横目でちらりと見た、真っ赤になって僕を見つめている、全く、予想通りの反応で、思わず吹き出した。
「まあ手ぐらい握ってたいよねぇ?」
言ったが、萌絵は返事をしてくれなかった。
***
「コアラ、見たい」
萌絵が言うので、まずは一目散にコアラ館に向かった。
ガラス越しに見えるコアラは、ちょうどご飯タイムで、意外なほど元気に動いていた。
「かわいい」
萌絵がガラスに張り付く様に見ていた。
「萌絵の方がかわいいよ」
ベタな事を言っても、萌絵の反応は可愛い、本当?とでも言いたげに僕の顔を見上げる。
「コアラには触れないけど、萌絵には触れるしね」
萌絵が意味を理解しようとしている間に、僕は萌絵の髪を梳く様に撫でて、そのまま後頭部に手をかけて引き寄せた。
萌絵がその意味に気付いた時には遅い、僕は唇を盗み取っていた。
「……!」
抗議の声を上げようとした時には、僕は手を離して、更に一歩下がった。
萌絵は口を開けたけれど、諦めて再び窓に張り付いた、耳の先が赤いのが可愛いなあ。
***
さすがにずいぶん経ったのに、萌絵が動こうとしないのには困った。
コアラたちも満腹になったのか、お昼寝の時間だ。
「そろそろ行こうよ」
言ったけれど、萌絵は生返事だ。
「そんなにコアラが好きだったとは知らなかったよ」
「ん……あんまり見られないし」
「じゃあ、旅行先はオーストラリアにする? 夏のクリスマスを体験するのもいいよね」
「……旅行……!」
そこに反応する?
僕は思わず萌絵を抱き締めた、背後から、腰に腕を回して。
小さな体は僕の腕にすっぽりと収まった。
「コアラ、見に行く?」
「今……見てるし……!」
「あっち行ったら抱っこできるよ」
「で、でも、もう予約したんでしょ……!?」
「まだ二カ月以上あるんだから、キャンセルしてもいいよ」
「で、でも、移動時間ない方がいいって……!」
「ああ、そうだね、やっぱり国内にしよう。
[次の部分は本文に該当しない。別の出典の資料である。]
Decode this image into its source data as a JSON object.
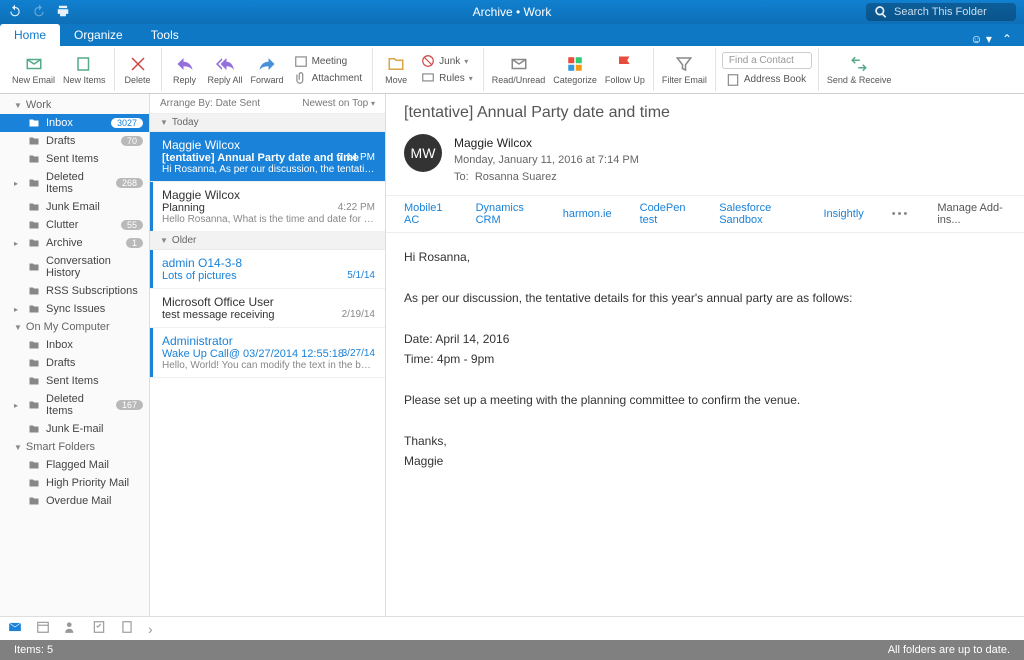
{
  "titlebar": {
    "title": "Archive • Work",
    "search_placeholder": "Search This Folder"
  },
  "tabs": {
    "items": [
      "Home",
      "Organize",
      "Tools"
    ],
    "active": 0
  },
  "ribbon": {
    "new_email": "New\nEmail",
    "new_items": "New\nItems",
    "delete": "Delete",
    "reply": "Reply",
    "reply_all": "Reply\nAll",
    "forward": "Forward",
    "meeting": "Meeting",
    "attachment": "Attachment",
    "move": "Move",
    "junk": "Junk",
    "rules": "Rules",
    "read_unread": "Read/Unread",
    "categorize": "Categorize",
    "follow_up": "Follow\nUp",
    "filter_email": "Filter\nEmail",
    "find_contact": "Find a Contact",
    "address_book": "Address Book",
    "send_receive": "Send &\nReceive"
  },
  "sidebar": {
    "sections": [
      {
        "label": "Work",
        "expanded": true,
        "items": [
          {
            "label": "Inbox",
            "badge": "3027",
            "selected": true,
            "icon": "inbox"
          },
          {
            "label": "Drafts",
            "badge": "70",
            "icon": "draft"
          },
          {
            "label": "Sent Items",
            "icon": "sent"
          },
          {
            "label": "Deleted Items",
            "badge": "268",
            "icon": "trash",
            "caret": true
          },
          {
            "label": "Junk Email",
            "icon": "junk"
          },
          {
            "label": "Clutter",
            "badge": "55",
            "icon": "folder"
          },
          {
            "label": "Archive",
            "badge": "1",
            "icon": "folder",
            "caret": true
          },
          {
            "label": "Conversation History",
            "icon": "folder"
          },
          {
            "label": "RSS Subscriptions",
            "icon": "folder"
          },
          {
            "label": "Sync Issues",
            "icon": "folder",
            "caret": true
          }
        ]
      },
      {
        "label": "On My Computer",
        "expanded": true,
        "items": [
          {
            "label": "Inbox",
            "icon": "inbox"
          },
          {
            "label": "Drafts",
            "icon": "draft"
          },
          {
            "label": "Sent Items",
            "icon": "sent"
          },
          {
            "label": "Deleted Items",
            "badge": "167",
            "icon": "trash",
            "caret": true
          },
          {
            "label": "Junk E-mail",
            "icon": "junk"
          }
        ]
      },
      {
        "label": "Smart Folders",
        "expanded": true,
        "items": [
          {
            "label": "Flagged Mail",
            "icon": "folder"
          },
          {
            "label": "High Priority Mail",
            "icon": "folder"
          },
          {
            "label": "Overdue Mail",
            "icon": "folder"
          }
        ]
      }
    ]
  },
  "list": {
    "arrange_by": "Arrange By: Date Sent",
    "newest": "Newest on Top",
    "groups": [
      {
        "label": "Today",
        "messages": [
          {
            "from": "Maggie Wilcox",
            "subject": "[tentative] Annual Party date and time",
            "preview": "Hi Rosanna, As per our discussion, the tentative detail…",
            "time": "7:14 PM",
            "selected": true,
            "bar": true
          },
          {
            "from": "Maggie Wilcox",
            "subject": "Planning",
            "preview": "Hello Rosanna, What is the time and date for the holid…",
            "time": "4:22 PM",
            "bar": true
          }
        ]
      },
      {
        "label": "Older",
        "messages": [
          {
            "from": "admin O14-3-8",
            "subject": "Lots of pictures",
            "preview": "",
            "time": "5/1/14",
            "link": true,
            "bar": true
          },
          {
            "from": "Microsoft Office User",
            "subject": "test message receiving",
            "preview": "",
            "time": "2/19/14"
          },
          {
            "from": "Administrator",
            "subject": "Wake Up Call@ 03/27/2014 12:55:18",
            "preview": "Hello, World! You can modify the text in the box to the…",
            "time": "3/27/14",
            "link": true,
            "bar": true
          }
        ]
      }
    ]
  },
  "reading": {
    "subject": "[tentative] Annual Party date and time",
    "avatar": "MW",
    "from_name": "Maggie Wilcox",
    "date": "Monday, January 11, 2016 at 7:14 PM",
    "to_label": "To:",
    "to": "Rosanna Suarez",
    "addins": [
      "Mobile1 AC",
      "Dynamics CRM",
      "harmon.ie",
      "CodePen test",
      "Salesforce Sandbox",
      "Insightly"
    ],
    "manage": "Manage Add-ins...",
    "body": "Hi Rosanna,\n\nAs per our discussion, the tentative details for this year's annual party are as follows:\n\nDate: April 14, 2016\nTime: 4pm - 9pm\n\nPlease set up a meeting with the planning committee to confirm the venue.\n\nThanks,\nMaggie"
  },
  "status": {
    "items": "Items: 5",
    "sync": "All folders are up to date."
  }
}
じゃあそういう事で」
僕は萌絵を抱き締めたまま、不格好に回れ右をした。
「他にも動物はいるよ、見に行こうよ」
そのまま二歩、三歩と歩き出すと、萌絵が「お願い、離して」と可愛く懇願した、できればまだぬくもりを感じていたかったけど、確かに歩きづらいので解放してあげた。
でも海外って言うのもアリだったなあ。萌絵が帰りたがってもそう簡単に帰れないもんね。まあ今度の旅行で進展がなければ、次は海外旅行を提案してみよう。